Above text by Osborn, Stewart C. for Pacific Motor Boat. September 1946.

Below a short bio on the above author from Pacific Tugboats. Newell, Gordon and Joe Williamson. Superior Publishing. 1957.
"Stewart C. Osborn of Port Orchard, WA, wrote for Pacific Motorboat magazine for many years under the pen name "Scuttlebutt Pete." Although terribly crippled by arthritis, 'Old Scut' knew the NW workboat fleet and the men who operate it because the tugboat men were his friends. He couldn't go to them, so they brought the news to him. He wrote it up in a salty, sunny style that was all his own. In the early 1950s, the "Piling Busters" tugboat men threw a party for Scut. They brought him a short-wave radio and after that he got his news hot off the airwaves, listening to the news and gossip of the 'tugboat band.'
      In April 1954, Pacific Motorboat reported, "Aye lads, Ol' Scut passed on a bit of a tide ago." Thet's the way Stewart Osborn would have written it. He was mourned by tugboat men from Cape Blanco to Nome."

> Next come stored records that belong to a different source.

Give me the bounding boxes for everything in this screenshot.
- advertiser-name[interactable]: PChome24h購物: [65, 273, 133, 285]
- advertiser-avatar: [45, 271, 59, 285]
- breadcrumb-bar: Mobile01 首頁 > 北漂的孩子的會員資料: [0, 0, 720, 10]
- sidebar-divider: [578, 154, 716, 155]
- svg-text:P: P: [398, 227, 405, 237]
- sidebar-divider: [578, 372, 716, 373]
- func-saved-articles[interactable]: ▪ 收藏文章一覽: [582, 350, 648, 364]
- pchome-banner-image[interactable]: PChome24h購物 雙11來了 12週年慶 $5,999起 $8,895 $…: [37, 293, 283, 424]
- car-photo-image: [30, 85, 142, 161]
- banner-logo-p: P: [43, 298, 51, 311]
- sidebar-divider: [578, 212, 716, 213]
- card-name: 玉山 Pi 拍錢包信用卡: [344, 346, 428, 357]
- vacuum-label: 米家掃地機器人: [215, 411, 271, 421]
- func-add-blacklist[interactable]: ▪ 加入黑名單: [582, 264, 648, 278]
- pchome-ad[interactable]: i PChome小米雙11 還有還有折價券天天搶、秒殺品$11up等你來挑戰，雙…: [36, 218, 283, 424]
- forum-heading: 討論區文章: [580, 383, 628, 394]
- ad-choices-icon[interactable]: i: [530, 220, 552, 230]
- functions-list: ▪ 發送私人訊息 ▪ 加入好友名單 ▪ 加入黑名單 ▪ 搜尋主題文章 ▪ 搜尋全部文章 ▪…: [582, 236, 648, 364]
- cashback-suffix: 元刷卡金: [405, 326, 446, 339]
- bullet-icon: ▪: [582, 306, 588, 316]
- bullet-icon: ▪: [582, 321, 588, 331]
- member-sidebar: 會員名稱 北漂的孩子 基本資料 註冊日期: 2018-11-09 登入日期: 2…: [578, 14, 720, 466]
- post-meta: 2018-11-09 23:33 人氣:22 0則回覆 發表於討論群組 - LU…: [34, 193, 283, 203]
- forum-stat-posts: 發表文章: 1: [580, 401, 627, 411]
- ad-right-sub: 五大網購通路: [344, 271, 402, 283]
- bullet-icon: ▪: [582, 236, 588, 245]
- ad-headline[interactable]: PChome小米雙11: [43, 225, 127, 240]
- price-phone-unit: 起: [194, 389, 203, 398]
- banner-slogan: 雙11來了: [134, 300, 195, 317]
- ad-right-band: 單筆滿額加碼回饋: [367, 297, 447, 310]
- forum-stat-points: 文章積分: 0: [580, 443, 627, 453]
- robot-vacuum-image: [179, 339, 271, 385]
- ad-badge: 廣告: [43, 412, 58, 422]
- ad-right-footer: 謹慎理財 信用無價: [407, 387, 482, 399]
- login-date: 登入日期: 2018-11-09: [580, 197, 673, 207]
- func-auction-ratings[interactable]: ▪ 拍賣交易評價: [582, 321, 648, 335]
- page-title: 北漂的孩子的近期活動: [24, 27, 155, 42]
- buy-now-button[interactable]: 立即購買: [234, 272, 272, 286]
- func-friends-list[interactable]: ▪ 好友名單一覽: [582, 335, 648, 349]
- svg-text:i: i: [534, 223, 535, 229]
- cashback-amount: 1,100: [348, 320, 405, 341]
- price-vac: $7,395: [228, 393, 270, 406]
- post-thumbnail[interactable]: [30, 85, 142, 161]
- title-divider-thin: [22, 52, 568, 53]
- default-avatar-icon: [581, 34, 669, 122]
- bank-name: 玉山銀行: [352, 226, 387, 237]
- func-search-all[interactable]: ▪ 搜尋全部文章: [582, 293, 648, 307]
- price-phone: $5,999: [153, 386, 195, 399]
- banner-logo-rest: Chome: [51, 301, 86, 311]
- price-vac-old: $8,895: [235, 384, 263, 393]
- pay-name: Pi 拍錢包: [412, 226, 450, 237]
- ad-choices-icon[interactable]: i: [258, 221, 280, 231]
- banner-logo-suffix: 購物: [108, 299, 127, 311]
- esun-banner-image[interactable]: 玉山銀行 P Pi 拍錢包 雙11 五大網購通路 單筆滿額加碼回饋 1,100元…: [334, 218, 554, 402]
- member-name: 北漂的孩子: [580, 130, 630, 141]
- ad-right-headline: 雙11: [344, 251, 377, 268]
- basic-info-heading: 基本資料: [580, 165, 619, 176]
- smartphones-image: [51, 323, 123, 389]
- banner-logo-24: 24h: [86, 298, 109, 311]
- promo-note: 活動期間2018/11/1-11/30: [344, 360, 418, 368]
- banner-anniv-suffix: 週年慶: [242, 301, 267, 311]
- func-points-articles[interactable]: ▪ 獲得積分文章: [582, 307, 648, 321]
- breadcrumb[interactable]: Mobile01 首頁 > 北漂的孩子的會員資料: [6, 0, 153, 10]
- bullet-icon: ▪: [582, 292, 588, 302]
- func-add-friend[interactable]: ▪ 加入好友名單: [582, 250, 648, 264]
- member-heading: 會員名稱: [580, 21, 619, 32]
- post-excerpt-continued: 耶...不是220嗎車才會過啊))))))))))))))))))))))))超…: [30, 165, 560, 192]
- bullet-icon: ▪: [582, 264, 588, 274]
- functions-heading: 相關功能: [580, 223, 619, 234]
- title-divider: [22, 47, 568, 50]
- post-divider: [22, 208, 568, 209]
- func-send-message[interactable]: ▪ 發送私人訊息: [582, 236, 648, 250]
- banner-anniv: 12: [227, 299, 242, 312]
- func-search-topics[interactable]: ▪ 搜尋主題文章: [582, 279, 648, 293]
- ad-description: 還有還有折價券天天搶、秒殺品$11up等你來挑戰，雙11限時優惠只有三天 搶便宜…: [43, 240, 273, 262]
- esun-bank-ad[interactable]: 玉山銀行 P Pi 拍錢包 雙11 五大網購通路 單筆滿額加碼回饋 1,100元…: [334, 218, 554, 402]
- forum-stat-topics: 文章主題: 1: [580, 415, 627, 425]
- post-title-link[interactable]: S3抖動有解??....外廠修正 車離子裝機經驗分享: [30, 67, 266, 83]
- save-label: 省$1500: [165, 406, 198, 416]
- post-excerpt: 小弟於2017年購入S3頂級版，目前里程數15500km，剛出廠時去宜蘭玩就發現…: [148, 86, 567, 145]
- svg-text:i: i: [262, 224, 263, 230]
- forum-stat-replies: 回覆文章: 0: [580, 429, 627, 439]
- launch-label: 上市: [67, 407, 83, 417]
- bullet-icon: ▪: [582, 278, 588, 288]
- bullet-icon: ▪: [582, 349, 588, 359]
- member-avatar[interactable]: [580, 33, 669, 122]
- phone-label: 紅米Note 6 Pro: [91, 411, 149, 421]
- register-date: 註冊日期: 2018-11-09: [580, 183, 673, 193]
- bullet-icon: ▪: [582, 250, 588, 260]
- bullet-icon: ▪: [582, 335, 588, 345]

HENRY FOSS (ex-JOHN CUDAHY)
Launched 1900
Designed by L.H. Coolidge
Built by E.H. McAllister in the record time of six months,
for Pacific American Fisheries of Bellingham, WA.

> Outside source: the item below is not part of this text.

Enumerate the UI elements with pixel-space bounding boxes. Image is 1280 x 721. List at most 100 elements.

Power plant: 450-HP Vulcan steam engine.
Primary service, Puget Sound. 
1905: Pacific American Fisheries sold her to Grays Harbor Stevedoring Co of Aberdeen.

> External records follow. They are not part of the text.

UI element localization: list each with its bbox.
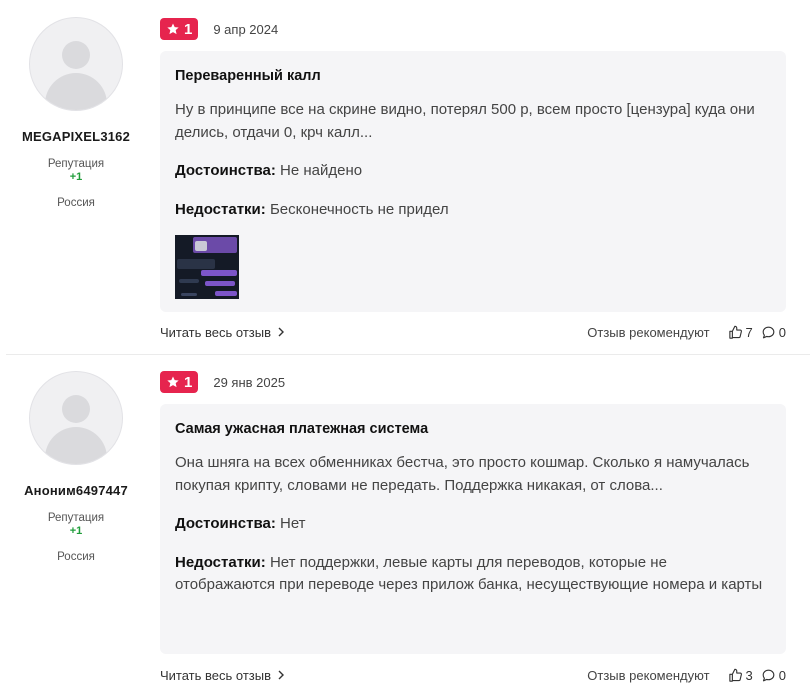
comment-count: 0 xyxy=(778,667,786,683)
review-author: Аноним6497447 Репутация +1 Россия xyxy=(0,354,152,563)
recommend-label: Отзыв рекомендуют xyxy=(587,324,710,340)
pros-label: Достоинства: xyxy=(175,515,276,532)
avatar[interactable] xyxy=(29,371,123,465)
avatar-placeholder-body xyxy=(45,427,107,464)
review-cons: Недостатки: Нет поддержки, левые карты д… xyxy=(175,552,771,597)
avatar-placeholder-body xyxy=(45,73,107,110)
pros-label: Достоинства: xyxy=(175,162,276,179)
thumbs-up-icon xyxy=(728,325,742,339)
comment-icon xyxy=(762,669,775,681)
review-text: Она шняга на всех обменниках бестча, это… xyxy=(175,454,750,494)
comments-button[interactable]: 0 xyxy=(761,325,786,340)
thumbs-up-icon xyxy=(728,668,742,682)
star-icon xyxy=(167,376,179,388)
rating-value: 1 xyxy=(184,373,193,391)
rating-row: 1 9 апр 2024 xyxy=(160,18,278,40)
review-title[interactable]: Переваренный калл xyxy=(175,67,771,85)
rating-badge: 1 xyxy=(160,18,199,40)
comments-button[interactable]: 0 xyxy=(761,668,786,683)
reviews-page: MEGAPIXEL3162 Репутация +1 Россия 1 9 ап… xyxy=(0,0,810,691)
review-pros: Достоинства: Нет xyxy=(175,513,771,536)
review-footer: Читать весь отзыв Отзыв рекомендуют 3 0 xyxy=(160,665,786,685)
review-pros: Достоинства: Не найдено xyxy=(175,160,771,183)
chevron-right-icon xyxy=(278,327,285,337)
comment-icon xyxy=(762,326,775,338)
rating-badge: 1 xyxy=(160,371,199,393)
review-date: 9 апр 2024 xyxy=(213,21,279,37)
read-more-label: Читать весь отзыв xyxy=(160,324,272,340)
read-full-review-link[interactable]: Читать весь отзыв xyxy=(160,325,285,340)
review-title[interactable]: Самая ужасная платежная система xyxy=(175,420,771,438)
pros-text: Нет xyxy=(280,515,306,532)
user-country: Россия xyxy=(57,551,95,563)
comment-count: 0 xyxy=(778,324,786,340)
user-country: Россия xyxy=(57,197,95,209)
review-item: MEGAPIXEL3162 Репутация +1 Россия 1 9 ап… xyxy=(0,0,810,354)
reputation-label: Репутация xyxy=(47,158,105,170)
avatar-placeholder-head xyxy=(62,395,90,423)
read-full-review-link[interactable]: Читать весь отзыв xyxy=(160,668,285,683)
pros-text: Не найдено xyxy=(280,162,363,179)
like-button[interactable]: 3 xyxy=(728,668,753,683)
like-count: 7 xyxy=(745,324,753,340)
star-icon xyxy=(167,23,179,35)
review-footer: Читать весь отзыв Отзыв рекомендуют 7 0 xyxy=(160,322,786,342)
review-card: Самая ужасная платежная система Она шняг… xyxy=(160,404,786,654)
review-cons: Недостатки: Бесконечность не придел xyxy=(175,199,771,222)
review-text: Ну в принципе все на скрине видно, потер… xyxy=(175,101,755,141)
username[interactable]: Аноним6497447 xyxy=(0,483,152,498)
cons-label: Недостатки: xyxy=(175,553,266,571)
username[interactable]: MEGAPIXEL3162 xyxy=(0,129,152,144)
cons-text: Бесконечность не придел xyxy=(269,200,449,218)
rating-value: 1 xyxy=(184,20,193,38)
reputation-value: +1 xyxy=(69,525,83,537)
review-item: Аноним6497447 Репутация +1 Россия 1 29 я… xyxy=(0,354,810,691)
read-more-label: Читать весь отзыв xyxy=(160,667,272,683)
reputation-value: +1 xyxy=(69,171,83,183)
rating-row: 1 29 янв 2025 xyxy=(160,371,285,393)
review-date: 29 янв 2025 xyxy=(213,374,286,390)
avatar[interactable] xyxy=(29,17,123,111)
recommend-label: Отзыв рекомендуют xyxy=(587,667,710,683)
chevron-right-icon xyxy=(278,670,285,680)
review-author: MEGAPIXEL3162 Репутация +1 Россия xyxy=(0,0,152,209)
review-card: Переваренный калл Ну в принципе все на с… xyxy=(160,51,786,312)
avatar-placeholder-head xyxy=(62,41,90,69)
like-count: 3 xyxy=(745,667,753,683)
cons-label: Недостатки: xyxy=(175,200,266,218)
like-button[interactable]: 7 xyxy=(728,325,753,340)
reputation-label: Репутация xyxy=(47,512,105,524)
review-image-thumbnail[interactable] xyxy=(175,235,239,299)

1919: Sold to Merrill & Ring Logging Co for towing log rafts from the Pysht River log dump on the Straits to Port Angeles.
1922: CUDAHY bought by Allman Hubble Tug Co of Hoquiam.
1930: (mid): She was sold to Knappton Towboat Co for general towing on the Columbia R. 
1941: Foss Co purchased the boat on 19 June 1941 and towed her to the Foss Shipyard in Tacoma where she underwent one year of repair and received a 1,000-HP Enterprise diesel. 
1942: On 26 May the pride of the Foss yard was christened HENRY FOSS, shortly before Henry Foss joined the navy. Capt. Walt Stark in command for two week's running before she was requisitioned for military duty in WW II and assigned to the US Army Engineers. She served them for 18 months and then returned to Foss in good condition.
1944: In September there was a tragic accident with the loss of Capt. Norm Carlsen, and the Mate Mr. Talbert at Port Towsend, WA. 
1959: Friday 13 Feb. In command of Capt. Warren Waterman the HENRY came to a "grinding and abrupt stop on a rock near Beaver Point on Saltspring Island. There was a 50-knot gale blowing and the seas extremely rough. The HENRY FOSS overturned and sank in 150-ft of water, throwing all seven men into the cold and rough water of Swanson Channel." Two men were pulled from the water. The Chief Engineer survived the exposure but deckhand Richard Lothian died of exposure after reaching the hospital. The loss of the HENRY's six men was the most painful calamity in the Foss' long history of tug boating; the tug was not salvaged.
Lost: 
Capt. Warren Waterman
Chief Mate Lawrence Berg
Assistant Engineer, Martin Gullstein
Deckhand, Oswald H. Sorenson
Cook, Erick W. Danielson.
Richard Lothian
Notes in the timeline section of this essay are courtesy of Michael Skalley's Foss; Ninety Years of Towboating. Superior Publishing. 1981. Saltwater People Historical Society collection.